A New Approach to Salmon Recovery in North America
Taking Action Together
The Resilient Salmon Initiative is a call to action—a collaborative effort to connect people and organizations, strengthen our shared voice, and mobilize the government and philanthropic support needed to scale real, on-the-ground resilience solutions across the region. This work demands a collective, urgent response, and we are committed to stepping up together.
Finding Strength in Collaboration
Pacific salmon are running out of time, and we are running out of time to help them. Across the United States and Canada, their shared habitats and waters are changing faster than our current systems can keep up.

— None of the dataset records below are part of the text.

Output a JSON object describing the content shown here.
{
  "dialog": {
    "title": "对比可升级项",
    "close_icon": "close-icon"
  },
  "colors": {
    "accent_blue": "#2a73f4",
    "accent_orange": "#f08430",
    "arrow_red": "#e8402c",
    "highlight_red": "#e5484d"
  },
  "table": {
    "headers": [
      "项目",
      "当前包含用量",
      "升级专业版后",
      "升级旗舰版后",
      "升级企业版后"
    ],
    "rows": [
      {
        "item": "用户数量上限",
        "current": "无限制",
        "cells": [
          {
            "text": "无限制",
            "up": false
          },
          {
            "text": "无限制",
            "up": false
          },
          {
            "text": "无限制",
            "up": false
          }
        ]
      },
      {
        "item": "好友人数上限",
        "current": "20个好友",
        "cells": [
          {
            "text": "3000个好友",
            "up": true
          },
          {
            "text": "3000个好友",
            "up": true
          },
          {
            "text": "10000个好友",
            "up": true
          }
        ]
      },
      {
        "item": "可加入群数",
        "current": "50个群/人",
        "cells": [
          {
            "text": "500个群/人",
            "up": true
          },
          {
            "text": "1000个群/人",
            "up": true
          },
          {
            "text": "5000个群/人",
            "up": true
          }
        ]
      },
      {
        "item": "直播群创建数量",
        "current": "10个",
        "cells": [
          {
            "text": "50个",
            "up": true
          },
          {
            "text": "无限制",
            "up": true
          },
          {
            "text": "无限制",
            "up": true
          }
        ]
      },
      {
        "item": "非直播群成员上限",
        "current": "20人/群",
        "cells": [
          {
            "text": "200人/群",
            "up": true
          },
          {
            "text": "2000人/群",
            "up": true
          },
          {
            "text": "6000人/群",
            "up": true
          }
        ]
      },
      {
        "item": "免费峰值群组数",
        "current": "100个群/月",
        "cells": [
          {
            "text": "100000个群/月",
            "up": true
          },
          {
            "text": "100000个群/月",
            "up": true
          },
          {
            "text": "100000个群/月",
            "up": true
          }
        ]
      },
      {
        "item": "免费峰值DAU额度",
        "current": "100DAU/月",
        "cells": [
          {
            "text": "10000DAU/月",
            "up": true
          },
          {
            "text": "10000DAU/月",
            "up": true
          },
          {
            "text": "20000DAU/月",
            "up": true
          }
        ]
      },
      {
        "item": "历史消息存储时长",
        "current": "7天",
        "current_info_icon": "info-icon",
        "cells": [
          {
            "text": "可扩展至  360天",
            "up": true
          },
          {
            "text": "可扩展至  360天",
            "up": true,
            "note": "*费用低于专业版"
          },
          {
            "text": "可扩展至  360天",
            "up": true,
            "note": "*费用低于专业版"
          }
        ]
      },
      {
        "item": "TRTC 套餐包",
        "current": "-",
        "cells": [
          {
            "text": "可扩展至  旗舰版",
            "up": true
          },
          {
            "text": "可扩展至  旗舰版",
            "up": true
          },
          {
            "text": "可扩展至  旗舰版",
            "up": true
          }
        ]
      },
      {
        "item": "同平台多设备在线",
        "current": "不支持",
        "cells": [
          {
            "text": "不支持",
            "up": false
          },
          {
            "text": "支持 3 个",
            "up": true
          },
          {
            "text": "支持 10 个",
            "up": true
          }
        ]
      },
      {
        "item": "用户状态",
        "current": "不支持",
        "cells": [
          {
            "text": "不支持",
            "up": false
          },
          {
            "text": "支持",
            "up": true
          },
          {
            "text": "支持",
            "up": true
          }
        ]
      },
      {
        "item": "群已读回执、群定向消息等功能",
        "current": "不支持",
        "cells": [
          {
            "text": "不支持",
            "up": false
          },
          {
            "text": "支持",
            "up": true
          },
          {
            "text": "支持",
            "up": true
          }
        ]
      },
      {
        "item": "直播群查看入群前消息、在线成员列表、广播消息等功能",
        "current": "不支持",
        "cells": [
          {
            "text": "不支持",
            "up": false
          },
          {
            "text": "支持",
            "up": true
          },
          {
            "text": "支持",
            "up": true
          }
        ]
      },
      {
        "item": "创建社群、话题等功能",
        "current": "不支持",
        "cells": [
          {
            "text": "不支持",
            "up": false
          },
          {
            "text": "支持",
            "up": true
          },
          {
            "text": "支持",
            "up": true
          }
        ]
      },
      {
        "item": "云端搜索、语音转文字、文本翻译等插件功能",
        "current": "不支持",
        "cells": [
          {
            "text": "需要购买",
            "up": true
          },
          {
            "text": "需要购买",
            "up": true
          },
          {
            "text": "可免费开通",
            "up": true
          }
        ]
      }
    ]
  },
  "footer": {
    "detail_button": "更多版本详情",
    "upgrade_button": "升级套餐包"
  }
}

The future of salmon depends on coordinated actions at a scale we’ve never attempted before. Innovative science, forward-looking management, stronger collaboration across borders, and major new investments are essential if salmon and those who depend on them are to thrive in a changing climate.
Watershed and basin-level resilience projects have laid important groundwork, but it’s only by connecting them across salmon’s range, south to north and from trees to seas, can we see the entire picture.
Each of us holds part of the solution and by bringing our perspectives together, we can leverage our work, identify the most effective actions and achieve lasting benefits for both the salmon and our future.
What's at Stake
- Salmon populations and ecosystems
- Rights, title, and traditions of hundreds of distinct Tribes and First Nations
- More than 39,100 fishing jobs and $4.7 billion in annual economic output
“I don’t believe in magic. I believe in the sun and the stars, the water, the tides, the floods, the owls, the hawks flying, the river running, the wind talking. They’re measurements. They tell us how healthy things are. How healthy we are. Because we and they are the same. That’s what I believe in. Those who learn to listen to the world that sustains them can hear the message brought forth by the salmon.”